Jahrelang haben die Mobilfunkanbieter an SMS prächtig verdient. Zahlte man anfangs noch bis zu 49 Cent je SMS - die aus gerade einmal 160 Zeichen besteht - so sind es zwar in den meisten aktuellen Verträgen immer noch mindestens 9 Cent, aber auch das erscheint absolut überteuert angesichts der immer günstiger werdenden Daten-Flatrates für Smartphones.
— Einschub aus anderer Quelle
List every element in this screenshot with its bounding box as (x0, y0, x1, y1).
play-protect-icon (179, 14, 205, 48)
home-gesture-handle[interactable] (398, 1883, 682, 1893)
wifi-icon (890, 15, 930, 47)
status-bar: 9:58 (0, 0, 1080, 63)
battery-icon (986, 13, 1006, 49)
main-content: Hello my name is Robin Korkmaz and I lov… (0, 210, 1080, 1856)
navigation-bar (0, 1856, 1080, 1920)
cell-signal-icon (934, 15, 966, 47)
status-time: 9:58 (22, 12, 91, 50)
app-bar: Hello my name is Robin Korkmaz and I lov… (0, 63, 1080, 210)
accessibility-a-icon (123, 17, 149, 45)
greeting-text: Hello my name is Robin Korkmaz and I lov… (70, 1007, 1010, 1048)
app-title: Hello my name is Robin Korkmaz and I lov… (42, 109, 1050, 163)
Für die Netzbetreiber verursachte eine kurze SMS kaum Kosten, aber grandiose Einnahmen - bei mehr als 111 Millionen SMS täglich - wie Sie noch im Jahr 2011 verschickt wurden - bahnt sich nun eine Kehrtwende an. Immer mehr Verbraucher steigen auf kostenlose Alternativen um, wie beispielsweise die beliebt Smartphone-App WhatsApp, Facebook, Skype und Co. Die Netzbetreiber sehen ihre Felle langsam aber sicher dahin schwinden. In den Jahren von 2006 bis 2011 sank der SMS-Umsatz in der Mobilfunkbranche von 3,8 Milliarden Euro auf 2,8 Milliarden Euro.
Die drei Mobilfunkanbieter Telekom, Vodafone und Telefónica planen nun einen eigenen Dienst, der ähnlich wie bei WhatsApp & Co. nicht nur kurze Texte sondern auch Bilder, Videos und andere Dateien übermitteln kann. Der neue Messaging-Dienst wird vom Branchenverband GSMA entwickelt und hört auf den Namen "Rich Communication Suite enhanced" (RCS-e).
RCS-e soll keine eigene App sein, sondern vielmehr im Handy als Grundfunktion zur Verfügung stehen, ähnlich wie aktuell bereits die SMS. Die GSMA will damit Insellösungen verhindern. Bereits im Telefonbuch soll man erkennen können, ob der Messaging-Dienst bei seinen Kontakten genutzt werden kann. Dabei ist auch eine Anzeige vorgesehen, die Auskunft darüber gibt, wie schnell die Internetverbindung des Empfängers aktuell ist. Dies soll den Versand großer Datenmengen (zum Beispiel Videos) erleichtern.
Der drittgrößte deutschen Mobilfunkanbieter E-Plus/BASE bzw. dessen Muttergesellschaft KPN will derzeit nicht an einer gemeinsamen Lösung mitarbeiten. Auch geplant, dass die Mobilfunkanbieter RCS-e ausschließlich über das Mobilfunknetz zulassen werden - nicht jedoch über WLAN. Ob dies jedoch zu einer erfolgreichen Verbreitung des Systems beitragen wird, ist höchst fraglich.